Neither meets my minimal data freedom requirements.

Since the category-loss bug arises from the combined use of Appigo's Todo.app and Notebook.app synchronizing against Toodledo's single Task/Note store, one workaround is to keep Todo.app and Toodledo Tasks but look for another solution for Notes, such as Evernote.

Alternatively, since Evernote now has a published API, Appigo could use Evernote as their note store instead of Toodledo. Their Notebook app is far more stable and useful than the Evernote iPhone client.

I'd suggest this to Appigo, but the last post I submitted to the Appigo support Group was not published. [1]

I don't have better options for the moment, so I'll stick with Appigo iPhone Todo.app and Notebook.app for the next few months. Things.app may be ready for my use by February 2009, assuming they have a robust set of import/export capabilities on the client.

Of course Google could create a Task companion for Google Calendar at any time. If they do that then the deck will be reshuffled and we'll have more options. I don't expect any solutions from Apple; I think they're in much worse organizational shape than we realize.

[1] Appigo declined to publish my post to their Google Group based support forum. If my most recent note on this thread doesn't appear, I'll have to conclude that Appigo is aggressively censoring their customer posts -- at least on this very sensitive topic.

Update 11/13/08: My posts are not appearing in Appigo's Google Group.

Update 2/24/2010: Appigo did eventually introduce warnings into their apps, so that you're less likely to fall into this trap.

Friday, November 07, 2008

Appigo Todo now has search

As of tonight the Appigo - Todo - Overview doesn't describe all the great new features, but they're listed on the App Store site.

They've added a LOT to one of my favorite apps. The killer addition is search -- now I can search in Appigo Tasks just as I've been able to search in Appigo Notebook. Tags and contexts have been added and they sync to Toodledo.

Terrific update. Highly recommended iPhone application.

Update 11/9/2008: As of today, not so highly recommended! Lord, what a screw-up.

OmniOutliner Pro's impressive outliner to HTML feature

OmniOutliner Pro is an old OS X app -- been around forever. I wouldn't be surprised to learn it started out on the NeXT workstation.
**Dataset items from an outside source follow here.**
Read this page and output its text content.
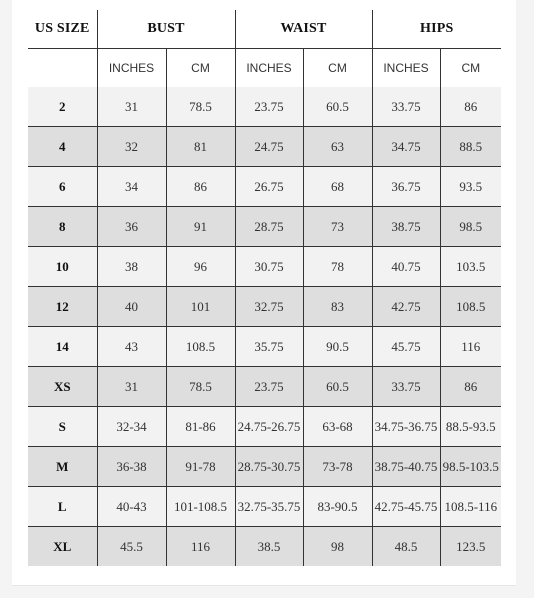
US SIZE	BUST		WAIST		HIPS	
	INCHES	CM	INCHES	CM	INCHES	CM
2	31	78.5	23.75	60.5	33.75	86
4	32	81	24.75	63	34.75	88.5
6	34	86	26.75	68	36.75	93.5
8	36	91	28.75	73	38.75	98.5
10	38	96	30.75	78	40.75	103.5
12	40	101	32.75	83	42.75	108.5
14	43	108.5	35.75	90.5	45.75	116
XS	31	78.5	23.75	60.5	33.75	86
S	32-34	81-86	24.75-26.75	63-68	34.75-36.75	88.5-93.5
M	36-38	91-78	28.75-30.75	73-78	38.75-40.75	98.5-103.5
L	40-43	101-108.5	32.75-35.75	83-90.5	42.75-45.75	108.5-116
XL	45.5	116	38.5	98	48.5	123.5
I've owned it for years, but I've never quite fit it into my workflow. The main value for me has been that it does a terrific job of opening my ancient Symantec MORE 3.1 outlines. That's handy, since 10.5 orphaned many of my old papers.

Years ago I thought I'd use it to create web pages, but it did a lousy job -- back then. Happily the OMNI Group keeps improving it, and they've never asked me for more money. A recent update mentioned something about 'dynamic html outlines', so I gave it a try.

Impressive! You can create very nice dynamic HTML outlines. Since OmniOutliner can open RTF documents it's not a bad way to put some documents on a web site -- assuming you have FTP access.

I might get some new use from my old app.